Sorry that it has been a while since I posted. I have been working many many hours on my current DVCPRO HD series for National Geographic (this series edited on Avid). Constant script changes keep us editors busy. That and last week I worked another job at the same time for a commercial post facility. Getting my foot in another door, and working with a friend that I met at the Apple FCP discussions. That and I am STILL doing testing and research and playing with footage to see what I can make it look like. Finally, today, I have a night off.
I had a good friend check out my system last week. Besides being a friend, he is a professional colorist and HD expert, working for a well known Final Cut Pro dealership setting up High Definition Final Cut Pro suites. He wanted to see what I built as my offline system.
He seemed impressed. He really liked my monitors, the Dell 2405 (which barefeats has beating the Apple 23″ pretty soundly – http://www.barefeats.com/lcd). So far I have been using Digital Cinema Desktop to view my DVCPRO HD footage, and must say that it looked darn good. I showed it to my friend, and he seemed pretty impressed too. He asked to look at the HD bars, and again, was impressed. The blacks were black, the whites white, and the colors VERY well represented. He said that he’d be confident in the color representation, and would perform color correction with the current setup.

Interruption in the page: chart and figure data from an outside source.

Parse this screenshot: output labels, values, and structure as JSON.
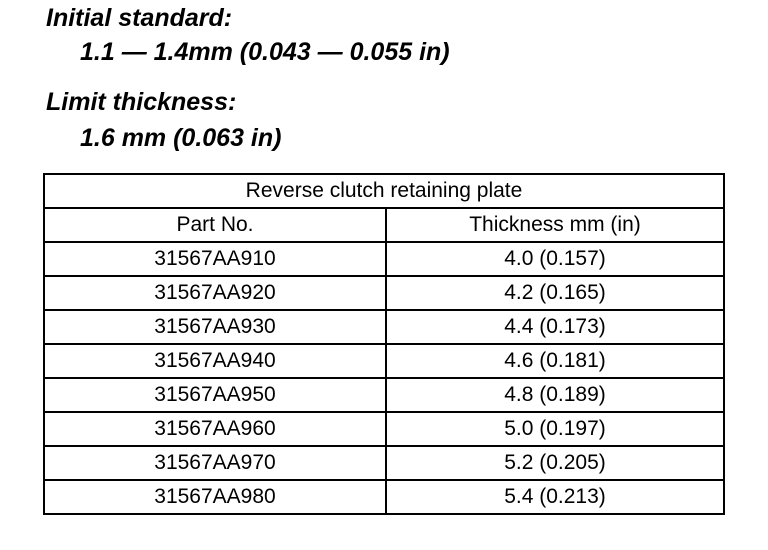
{
  "specs": [
    {
      "label": "Initial standard:",
      "value": "1.1 — 1.4mm (0.043 — 0.055 in)"
    },
    {
      "label": "Limit thickness:",
      "value": "1.6 mm (0.063 in)"
    }
  ],
  "table": {
    "title": "Reverse clutch retaining plate",
    "columns": [
      "Part No.",
      "Thickness mm (in)"
    ],
    "rows": [
      [
        "31567AA910",
        "4.0 (0.157)"
      ],
      [
        "31567AA920",
        "4.2 (0.165)"
      ],
      [
        "31567AA930",
        "4.4 (0.173)"
      ],
      [
        "31567AA940",
        "4.6 (0.181)"
      ],
      [
        "31567AA950",
        "4.8 (0.189)"
      ],
      [
        "31567AA960",
        "5.0 (0.197)"
      ],
      [
        "31567AA970",
        "5.2 (0.205)"
      ],
      [
        "31567AA980",
        "5.4 (0.213)"
      ]
    ]
  }
}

Color correction for LOOK, not deliverable…just to be clear. For final tweaking and checking for broadcast safe colors, he still only go for the high end CRT monitors and external scopes. But hey, I’d only trust those too. But is is nice to know that the color representation is so good, that it is fine for preliminary color correction. No HD card and HD link that converts the HD SDI signal to DVI…just straight DVI via Digital Cinema Desktop.
Oh, and the “?” in the subject line refers to the fact that DVCPRO HD is an offline, and often an online quality codec.